Aus verfassungsrechtlicher Sicht sind somit lineare Angebote tendenziell über- und Abrufangebote tendenziell unterreguliert. Dies erfordert nun keineswegs eine Ausdehnung der Zulassungspflicht auf nichtlineare Angebote. Allerdings drohen Freiheitsgefährdungen im audiovisuellen Mediensektor zum einen durch eine unzureichende Vielfaltssicherung, wenn Anbieter nichtlinearer Dienste nach dem auf Fernsehveranstalter zugeschnittenen Medienkonzentrationsrecht keine “vorherrschende Meinungsmacht” (§ 26 Abs. 1 RStV) erlangen können. Zum anderen wird auch die Sicherung der Staatsferne zunehmend prekär, wie sich in der Shutdown-Phase deutlich zeigt: Juristischen Personen des öffentlichen Rechts mit Ausnahme von Kirchen und Hochschulen ist nämlich allein die Rundfunkveranstaltung untersagt (§ 20 a Abs. 3 RStV); Kultur- und Bildungseinrichtungen in staatlicher Trägerschaft bleibt somit in vielen Fällen das regelmäßige Streaming von Veranstaltungen verwehrt. Hingegen können beispielsweise Regierungsmitglieder mit regelmäßigen Abrufangeboten beachtliche Reichweiten – zumal in Krisenzeiten – erzielen und damit die Grenzen zulässiger staatlicher Informationsarbeit zumindest ausreizen.

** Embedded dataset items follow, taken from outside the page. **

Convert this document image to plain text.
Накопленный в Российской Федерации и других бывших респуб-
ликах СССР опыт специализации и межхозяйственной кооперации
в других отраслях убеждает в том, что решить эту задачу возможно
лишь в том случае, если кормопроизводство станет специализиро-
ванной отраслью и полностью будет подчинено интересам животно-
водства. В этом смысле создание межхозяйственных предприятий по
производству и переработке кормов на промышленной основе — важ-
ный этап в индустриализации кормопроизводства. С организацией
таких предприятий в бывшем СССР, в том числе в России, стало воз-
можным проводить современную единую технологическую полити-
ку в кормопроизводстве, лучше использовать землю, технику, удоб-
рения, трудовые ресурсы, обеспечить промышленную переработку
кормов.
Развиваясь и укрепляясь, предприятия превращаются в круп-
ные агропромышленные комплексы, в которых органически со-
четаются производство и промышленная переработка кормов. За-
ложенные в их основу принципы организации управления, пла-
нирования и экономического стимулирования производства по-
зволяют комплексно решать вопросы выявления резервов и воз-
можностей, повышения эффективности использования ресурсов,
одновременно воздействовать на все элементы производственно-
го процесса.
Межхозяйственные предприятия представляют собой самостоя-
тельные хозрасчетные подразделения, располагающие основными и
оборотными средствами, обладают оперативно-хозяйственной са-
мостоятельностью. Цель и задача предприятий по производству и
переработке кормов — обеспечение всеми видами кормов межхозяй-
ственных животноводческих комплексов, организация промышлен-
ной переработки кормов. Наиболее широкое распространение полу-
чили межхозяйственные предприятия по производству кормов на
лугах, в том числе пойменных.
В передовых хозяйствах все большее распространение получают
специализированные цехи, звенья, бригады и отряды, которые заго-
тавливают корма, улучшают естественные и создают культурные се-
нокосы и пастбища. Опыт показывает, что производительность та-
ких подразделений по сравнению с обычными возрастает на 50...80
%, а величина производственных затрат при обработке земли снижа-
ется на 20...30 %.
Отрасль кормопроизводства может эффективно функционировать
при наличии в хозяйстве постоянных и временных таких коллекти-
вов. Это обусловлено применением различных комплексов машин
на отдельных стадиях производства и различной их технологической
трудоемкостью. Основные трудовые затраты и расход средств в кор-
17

Sollte am 1. 9. 2020 tatsächlich der neue Medienstaatsvertrag in der von den Ministerpräsidenten ausgehandelten Form in Kraft treten, profitierten Livestream-Anbieter zwar vom engeren Sendeplanbegriff in § 2 Abs. 2 Nr. 2 und den weiten Ausnahmen von der Zulassungspflicht in § 54 Abs. 1; am linearen Rundfunkbegriff hielten die Länder gleichwohl fest. Noch könnten die Landesparlamente korrigierend eingreifen und auf eine flexiblere, an das tatsächliche Einflusspotenzial audiovisueller Mediendienste anknüpfende Regulierung drängen. Es wäre freilich ein für den Prozess föderaler Mediengesetzgebung ungewohntes Aufbegehren der Legislative gegen die vereinigte Riege der Regierungschefs. Doch könnten die Abgeordneten dadurch beweisen, dass die Corona-Pandemie auch dauerhafte Freiheitsgewinne hervorzubringen vermag. Zumindest im Bereich der audiovisuellen Medien.